WARNING: Long post ahead.
I think I'm starting to really come to terms with the fact that I'm married to a non-human I love so much. It has taken me almost 15 years to "completely accept" B. and it has been an uphill battle, though at first I tried to avoid dealing with it directly. I thought I was starting to solve the struggle when dating "That" other scaly, but when it ended, the struggle was still there, intact. From then on, I've tried working on it.
About 2 months ago, I was like "WHY CAN'T I COME TO TERMS WITH IT?!", and the anguish seemed bitter. It dawned on me: I no longer have a problem with lusting for other scalies (I developed some penchant for them over the years), but I still have issues lusting for B., my legitimate scaly for 14 years. I love him a lot, but have felt like I'm committing some kind of horrible sin if I felt the slightest lust for him, and that guilt feeling would make me "hide" behind black eyeshadow or drink to numb it.
It wasn't until last month when, at school, I felt I was finally starting to "completely accept" B. I still have a long way to go, but I found myself lusting for him and, for the first time, I felt less weird in doing so. Realising that feeling was like a "happy drug" for me. Now I'm wanting him more and more, and feeling less and less guilty each time. I long to be in his arms, to feel safe, loved... desired and posessed by my non-human true love, to be hypnotised and bewitched by him, to be his so he himself helps me in overcoming the struggle and guilt feelings.

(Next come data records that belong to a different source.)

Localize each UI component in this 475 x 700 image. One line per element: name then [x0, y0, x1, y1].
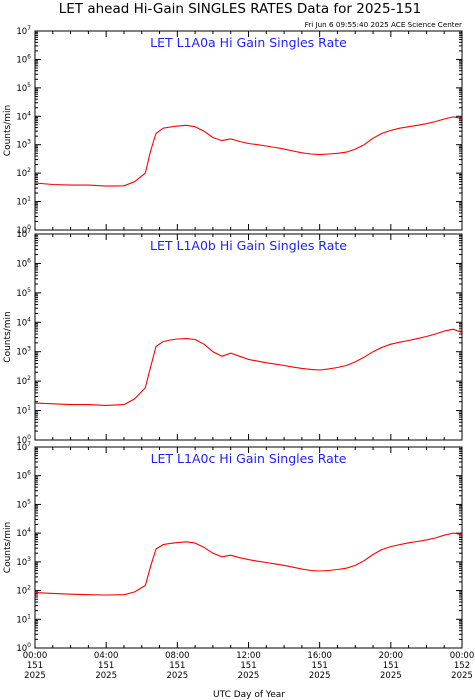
y-tick-label: 102 — [16, 585, 31, 597]
x-tick-label: 2025 — [380, 671, 402, 681]
y-tick-label: 101 — [16, 613, 31, 625]
y-tick-label: 105 — [16, 498, 31, 510]
series-line — [34, 116, 463, 187]
x-tick-label: 151 — [312, 661, 328, 671]
x-tick-label: 151 — [240, 661, 256, 671]
y-tick-label: 102 — [16, 375, 31, 387]
y-tick-label: 104 — [16, 527, 31, 539]
y-tick-label: 102 — [16, 167, 31, 179]
series-line — [34, 532, 463, 596]
panel-title: LET L1A0b Hi Gain Singles Rate — [150, 238, 347, 253]
chart-title: LET ahead Hi-Gain SINGLES RATES Data for… — [59, 1, 422, 17]
x-tick-label: 04:00 — [94, 651, 119, 661]
y-tick-label: 103 — [16, 556, 31, 568]
y-tick-label: 101 — [16, 196, 31, 208]
x-tick-label: 152 — [454, 661, 470, 671]
y-tick-label: 107 — [16, 25, 31, 37]
y-tick-label: 106 — [16, 53, 31, 65]
x-tick-label: 151 — [98, 661, 114, 671]
x-tick-label: 2025 — [167, 671, 189, 681]
plot-frame — [34, 30, 463, 231]
panel-3: 10010110210310410510610700:00151202504:0… — [3, 441, 474, 681]
y-tick-label: 106 — [16, 257, 31, 269]
timestamp: Fri Jun 6 09:55:40 2025 ACE Science Cent… — [305, 20, 462, 29]
x-tick-label: 2025 — [95, 671, 117, 681]
x-tick-label: 2025 — [24, 671, 46, 681]
y-tick-label: 105 — [16, 82, 31, 94]
x-axis-label: UTC Day of Year — [213, 690, 285, 700]
y-tick-label: 105 — [16, 287, 31, 299]
y-axis-label: Counts/min — [3, 105, 13, 156]
y-tick-label: 104 — [16, 316, 31, 328]
x-tick-label: 08:00 — [165, 651, 190, 661]
y-tick-label: 107 — [16, 441, 31, 453]
y-axis-label: Counts/min — [3, 522, 13, 573]
y-tick-label: 101 — [16, 405, 31, 417]
panel-title: LET L1A0a Hi Gain Singles Rate — [150, 35, 347, 50]
x-tick-label: 20:00 — [379, 651, 404, 661]
x-tick-label: 2025 — [451, 671, 473, 681]
plot-frame — [34, 233, 463, 441]
panel-title: LET L1A0c Hi Gain Singles Rate — [151, 451, 347, 466]
y-tick-label: 107 — [16, 228, 31, 240]
x-tick-label: 2025 — [238, 671, 260, 681]
y-tick-label: 103 — [16, 139, 31, 151]
y-tick-label: 104 — [16, 110, 31, 122]
y-tick-label: 103 — [16, 346, 31, 358]
x-tick-label: 2025 — [309, 671, 331, 681]
y-axis-label: Counts/min — [3, 311, 13, 362]
x-tick-label: 16:00 — [307, 651, 332, 661]
series-line — [34, 328, 463, 406]
x-tick-label: 151 — [383, 661, 399, 671]
x-tick-label: 151 — [27, 661, 43, 671]
x-tick-label: 151 — [169, 661, 185, 671]
x-tick-label: 12:00 — [236, 651, 261, 661]
y-tick-label: 106 — [16, 470, 31, 482]
x-tick-label: 00:00 — [23, 651, 48, 661]
x-tick-label: 00:00 — [450, 651, 475, 661]
plot-frame — [34, 446, 463, 649]
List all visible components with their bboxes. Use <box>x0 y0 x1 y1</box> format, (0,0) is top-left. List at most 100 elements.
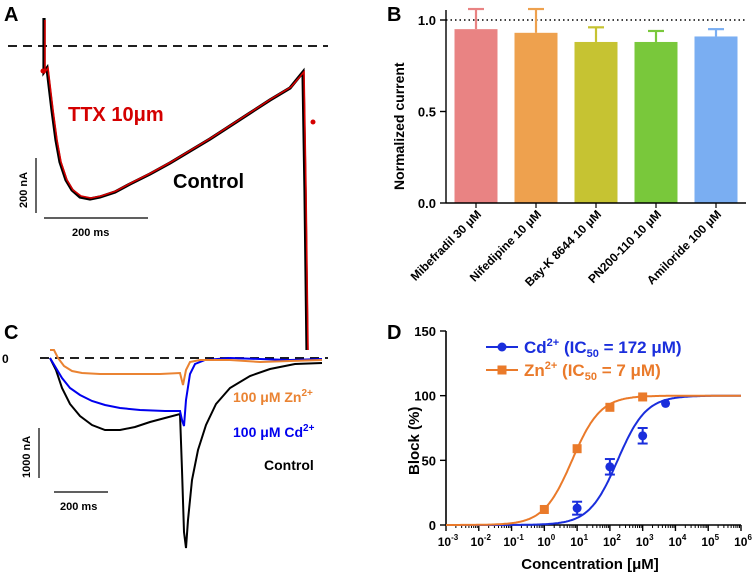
panel-d-point <box>638 431 648 441</box>
panel-b-bar <box>634 41 678 204</box>
panel-d-xtick-exp: 0 <box>551 533 556 542</box>
panel-d-xtick-base: 10 <box>471 535 485 549</box>
panel-a-control-label: Control <box>173 171 244 193</box>
panel-d-xtick-exp: 3 <box>649 533 654 542</box>
panel-d-xtick-exp: 1 <box>584 533 589 542</box>
panel-d-point <box>605 402 615 412</box>
panel-d-xtick-label: 101 <box>570 533 588 549</box>
panel-c-zn-label: 100 μM Zn2+ <box>233 388 313 405</box>
panel-c-cd-label-text: 100 μM Cd <box>233 424 303 440</box>
panel-a-letter: A <box>4 4 18 26</box>
legend-zn-post: = 7 μM) <box>597 361 661 380</box>
panel-d-xlabel: Concentration [μM] <box>521 556 659 573</box>
panel-d-xtick-base: 10 <box>537 535 551 549</box>
panel-d-xtick-label: 10-1 <box>503 533 524 549</box>
legend-zn-sub: 50 <box>585 371 597 383</box>
panel-d-fit-curves <box>446 394 741 526</box>
legend-cd-sub: 50 <box>587 348 599 360</box>
panel-b-ytick-label: 0.5 <box>418 105 436 120</box>
panel-d-xtick-exp: -3 <box>451 533 459 542</box>
panel-c-cd-sup: 2+ <box>303 423 315 434</box>
panel-d-xtick-base: 10 <box>603 535 617 549</box>
panel-d-fit-curve <box>446 394 741 526</box>
panel-d-ylabel: Block (%) <box>406 407 423 475</box>
panel-b-bar <box>454 29 498 204</box>
legend-zn-pre: Zn <box>524 361 545 380</box>
panel-d-ytick-label: 100 <box>414 389 436 404</box>
panel-b: B Normalized current 0.0 0.5 1.0 Mibefradi… <box>387 4 746 289</box>
panel-d-xtick-base: 10 <box>734 535 748 549</box>
panel-d-xtick-label: 104 <box>669 533 687 549</box>
legend-cd-pre: Cd <box>524 338 547 357</box>
legend-zn-mid: (IC <box>557 361 584 380</box>
panel-c-cd-label: 100 μM Cd2+ <box>233 423 315 440</box>
panel-a-red-dot-right <box>310 119 316 125</box>
panel-c-zero-label: 0 <box>2 352 9 366</box>
panel-a-ttx-label: TTX 10μm <box>68 104 164 126</box>
panel-d-xtick-label: 10-2 <box>471 533 492 549</box>
legend-cd-sup: 2+ <box>547 337 560 349</box>
legend-cd-marker <box>497 342 507 352</box>
legend-cd-label: Cd2+ (IC50 = 172 μM) <box>524 337 682 360</box>
panel-d-ytick-label: 50 <box>422 453 436 468</box>
panel-d-xtick-label: 100 <box>537 533 555 549</box>
panel-d-xtick-label: 103 <box>636 533 654 549</box>
panel-d: D Block (%) Concentration [μM] 050100150… <box>387 322 752 573</box>
panel-b-bar <box>694 36 738 203</box>
panel-d-point <box>572 444 582 454</box>
legend-cd-mid: (IC <box>559 338 586 357</box>
panel-d-ytick-label: 0 <box>429 518 436 533</box>
panel-d-xtick-base: 10 <box>636 535 650 549</box>
panel-d-xtick-label: 105 <box>701 533 719 549</box>
panel-b-y-ticks: 0.0 0.5 1.0 <box>418 13 446 211</box>
panel-c-letter: C <box>4 322 18 344</box>
panel-c-cd-trace <box>49 356 323 427</box>
panel-d-ytick-label: 150 <box>414 324 436 339</box>
legend-zn-label: Zn2+ (IC50 = 7 μM) <box>524 360 661 383</box>
panel-d-point <box>605 462 615 472</box>
panel-c-zn-trace <box>50 349 323 386</box>
panel-d-point <box>661 398 671 408</box>
panel-b-bar <box>574 41 618 204</box>
panel-d-xtick-exp: 2 <box>616 533 621 542</box>
panel-d-xtick-exp: 4 <box>682 533 687 542</box>
panel-d-xtick-base: 10 <box>438 535 452 549</box>
panel-d-point <box>572 503 582 513</box>
panel-d-xtick-exp: 5 <box>715 533 720 542</box>
panel-c-zn-label-text: 100 μM Zn <box>233 389 301 405</box>
panel-d-point <box>539 504 549 514</box>
panel-d-fit-curve <box>446 394 741 526</box>
panel-a-red-dot-left <box>40 68 46 74</box>
panel-c-scale-x-label: 200 ms <box>60 501 97 513</box>
panel-a-scale-x-label: 200 ms <box>72 227 109 239</box>
legend-zn-marker <box>497 365 507 375</box>
panel-b-bar <box>514 32 558 204</box>
panel-d-xtick-base: 10 <box>669 535 683 549</box>
panel-a: A TTX 10μm Control 200 nA 200 ms <box>4 4 328 351</box>
panel-d-xtick-base: 10 <box>701 535 715 549</box>
panel-b-ytick-label: 0.0 <box>418 196 436 211</box>
panel-c-scale-y-label: 1000 nA <box>21 436 33 478</box>
panel-c-control-trace <box>49 357 323 549</box>
panel-d-point <box>638 392 648 402</box>
panel-d-legend: Cd2+ (IC50 = 172 μM) Zn2+ (IC50 = 7 μM) <box>486 337 682 383</box>
legend-cd-post: = 172 μM) <box>599 338 682 357</box>
panel-d-xtick-label: 102 <box>603 533 621 549</box>
panel-c-control-label: Control <box>264 457 314 473</box>
panel-c: C 0 100 μM Zn2+ 100 μM Cd2+ Control 1000… <box>2 322 328 549</box>
panel-d-xtick-exp: 6 <box>747 533 752 542</box>
panel-d-xtick-exp: -2 <box>484 533 492 542</box>
panel-b-ytick-label: 1.0 <box>418 13 436 28</box>
panel-d-points <box>539 392 671 516</box>
panel-b-bars <box>454 7 738 204</box>
panel-c-zn-sup: 2+ <box>301 388 313 399</box>
panel-a-scale-y-label: 200 nA <box>18 172 30 208</box>
legend-zn-sup: 2+ <box>545 360 558 372</box>
panel-b-letter: B <box>387 4 401 26</box>
panel-a-ttx-trace <box>44 20 309 351</box>
panel-d-xtick-label: 10-3 <box>438 533 459 549</box>
panel-b-ylabel: Normalized current <box>391 62 407 190</box>
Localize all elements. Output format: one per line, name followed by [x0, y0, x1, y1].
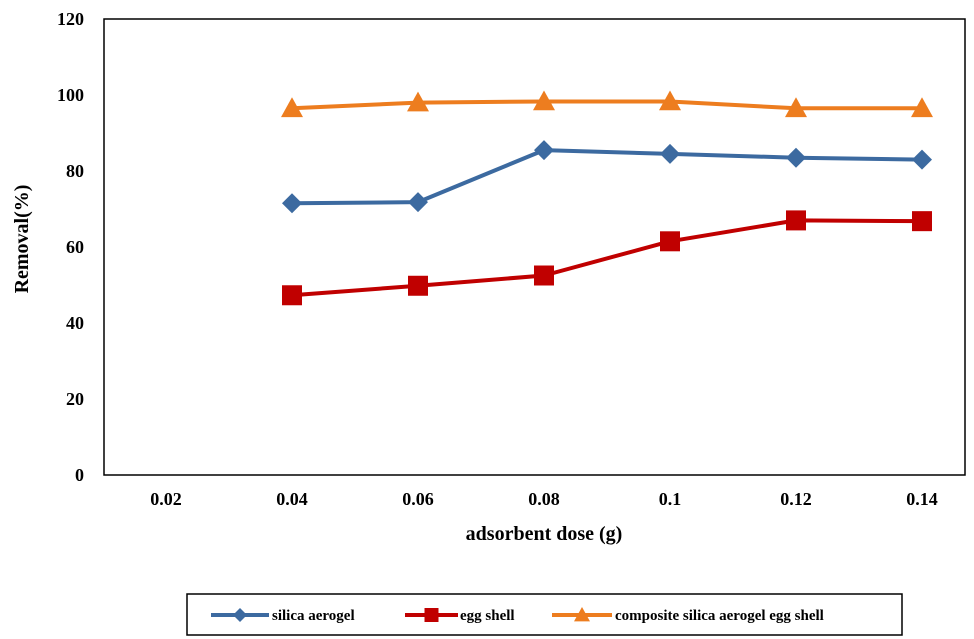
legend-marker	[233, 608, 247, 622]
y-tick-label: 120	[57, 9, 84, 29]
series-square	[282, 210, 932, 306]
x-axis: 0.02 0.04 0.06 0.08 0.1 0.12 0.14	[150, 489, 938, 509]
y-tick-label: 40	[66, 313, 84, 333]
y-tick-label: 100	[57, 85, 84, 105]
data-point	[911, 97, 933, 118]
data-point	[282, 285, 302, 306]
x-tick-label: 0.04	[276, 489, 308, 509]
data-point	[786, 210, 806, 231]
data-point	[408, 192, 428, 213]
y-tick-label: 20	[66, 389, 84, 409]
series-line	[291, 99, 922, 111]
series-line	[291, 218, 923, 298]
x-tick-label: 0.14	[906, 489, 938, 509]
data-point	[659, 90, 681, 111]
x-tick-label: 0.12	[780, 489, 812, 509]
series-layer	[281, 90, 933, 306]
x-tick-label: 0.02	[150, 489, 182, 509]
y-tick-label: 60	[66, 237, 84, 257]
data-point	[534, 265, 554, 286]
legend-label: silica aerogel	[272, 608, 355, 624]
legend-item: composite silica aerogel egg shell	[552, 607, 824, 624]
data-point	[786, 147, 806, 168]
series-line	[291, 148, 923, 206]
x-tick-label: 0.06	[402, 489, 434, 509]
data-point	[533, 90, 555, 111]
data-point	[912, 149, 932, 170]
x-tick-label: 0.1	[659, 489, 682, 509]
legend-box	[186, 593, 903, 636]
plot-area	[103, 18, 966, 476]
data-point	[660, 143, 680, 164]
legend-marker	[424, 608, 439, 622]
x-tick-label: 0.08	[528, 489, 560, 509]
data-point	[660, 231, 680, 252]
y-tick-label: 0	[75, 465, 84, 485]
legend: silica aerogel egg shell composite silica …	[211, 607, 824, 624]
legend-item: silica aerogel	[211, 608, 355, 624]
data-point	[407, 91, 429, 112]
y-axis-title: Removal(%)	[11, 185, 33, 294]
data-point	[281, 97, 303, 118]
data-point	[785, 97, 807, 118]
data-point	[408, 275, 428, 296]
legend-marker	[574, 607, 590, 622]
x-axis-title: adsorbent dose (g)	[466, 523, 623, 545]
series-triangle	[281, 90, 933, 118]
data-point	[534, 140, 554, 161]
legend-label: composite silica aerogel egg shell	[615, 608, 824, 624]
series-diamond	[282, 140, 932, 214]
legend-label: egg shell	[460, 608, 515, 624]
data-point	[282, 193, 302, 214]
legend-item: egg shell	[405, 608, 515, 624]
data-point	[912, 211, 932, 232]
y-axis: 0 20 40 60 80 100 120	[57, 9, 84, 485]
y-tick-label: 80	[66, 161, 84, 181]
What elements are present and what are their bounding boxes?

I want him to keep making me feel protected and cared for.
Despite starting to come to terms with lusting for him, the love I feel for him is so strong it does some kind of Force Choke on me, and it makes me either euphoric or anxious. It pulls me to the ocean floor and more often than not, it keeps me there. Only difference is, now it feels like I'm starting to use an oxygen tank, even if it still leaves me literally gasping for air.
Wow, that has been my most intimate confession so far! Now you see why I can't show my true face or name names.